Arg3 is obviously a set of attributes */
@ Override
Public void startElement (String arg0, String arg1, String arg2,
Attributes arg3) throws SAXException {
System. out. println ("START parsing element" + arg2 );
If (arg3! = Null ){
For (int I = 0; I <arg3.getLength (); I ++ ){
// GetQName () is the property name,
System. out. print (arg3.getQName (I) + "= \" "+ arg3.getValue (I) + "\"");
}
}
System. out. print (arg2 + ":");
Super. startElement (arg0, arg1, arg2, arg3 );
}
}
XML document:
Copy codeThe Code is as follows: <? Xml version = "1.0" encoding = "UTF-8"?>
<Books>
<Book id = "001">
<Title> Harry Potter </title>
<Author> j k. Rowling </author>
</Book>
<Book id = "002">
<Title> Learning XML </title>
<Author> Erik T. Ray </author>
</Book>
</Books>
TestDemo test class:
Copy codeThe Code is as follows: import java. io. File;
Import javax. xml. parsers. SAXParser;
Import javax. xml. parsers. SAXParserFactory;
Public class TestDemo {
Public static void main (String [] args) throws Exception {
// 1. instantiate the SAXParserFactory object
SAXParserFactory factory = SAXParserFactory. newInstance ();
// 2. Create a parser
SAXParser parser = factory. newSAXParser ();
// 3. Obtain the document to be parsed, generate the parser, and finally parse the document
File f = new File ("books. xml ");
SaxHandler dh = new SaxHandler ();
Parser. parse (f, dh );
}
}
Output result:
Copy codeThe Code is as follows :............ Start parsing documents ............
Start parsing element books
Books:
Start parsing element book
Id = "001" book:
Start parsing element title
Title: Harry Potter
End parsing element title
Start parsing element author
Author: j k.
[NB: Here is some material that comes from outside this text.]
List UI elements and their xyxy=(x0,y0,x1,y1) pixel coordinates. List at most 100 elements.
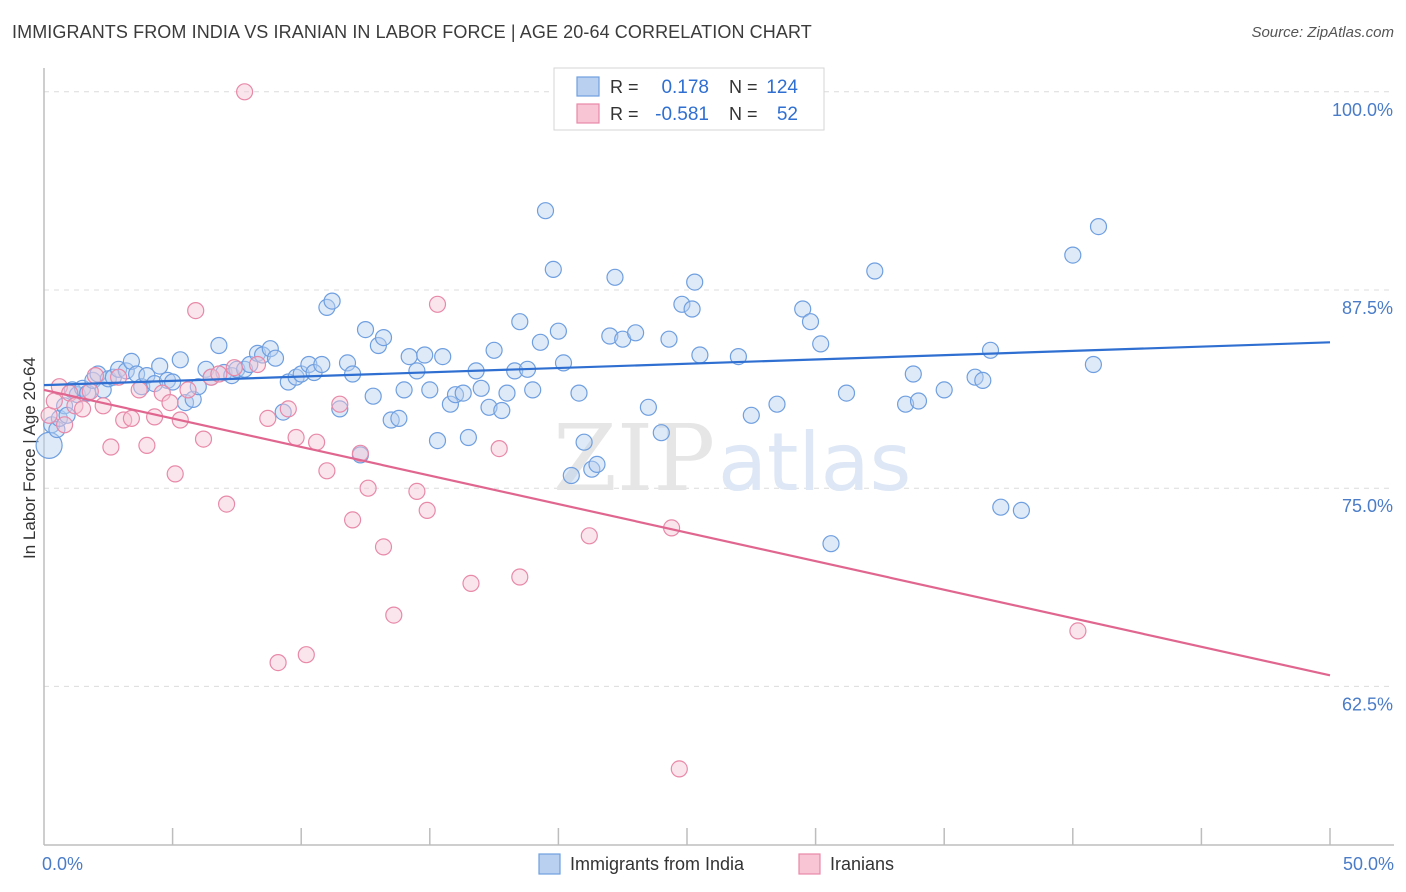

Rowling
End parsing element author
End parsing element book
Start parsing element book
Id = "002" book:
Start parsing element title
Title: Learning XML
End parsing element title
Start parsing element author
Author: Erik T. Ray
End parsing element author
End parsing element book
End parsing element books
............ End parsing document ............
Although the above shows the execution process correctly, the output is messy.
To perform this process more clearly, we can also rewrite SaxHandler to restore the original xml document.
Override SaxHandler class:
Copy codeThe Code is as follows: import org. xml. sax. Attributes;
Import org. xml. sax. SAXException;
Import org. xml. sax. helpers. DefaultHandler;
Public class SaxHandler extends DefaultHandler {
@ Override
Public void characters (char [] arg0, int arg1, int arg2) throws SAXException {
System. out. print (new String (arg0, arg1, arg2 ));
Super. characters (arg0, arg1, arg2 );
}
@ Override
Public void endDocument () throws SAXException {
System. out. println ("\ n end resolution ");
Super. endDocument ();
}
@ Override
Public void endElement (String arg0, String arg1, String arg2)
Throws SAXException {
System. out. print ("</");
System. out. print (arg2 );
System. out. print ("> ");
Super. endElement (arg0, arg1, arg2 );
}
@ Override
Public void startDocument () throws SAXException {
System. out. println ("START Parsing ");
String s = "<? Xml version = \ "1.0 \" encoding = \ "UTF-8 \"?> ";
System. out. println (s );
Super. startDocument ();
}
@ Override
Public void startElement (String arg0, String arg1, String arg2,
Attributes arg3) throws SAXException {
System. out. print ("<");
System. out. print (arg2 );
If (arg3! = Null ){
For (int I = 0; I <arg3.getLength (); I ++ ){
System. out. print ("" + arg3.getQName (I) + "= \" "+ arg3.getValue (I) + "\"");
}
}
System. out. print ("> ");
Super. startElement (arg0, arg1, arg2, arg3 );
}
}
Execution result:
It looks much better now. Restoring it can better illustrate the parsing process.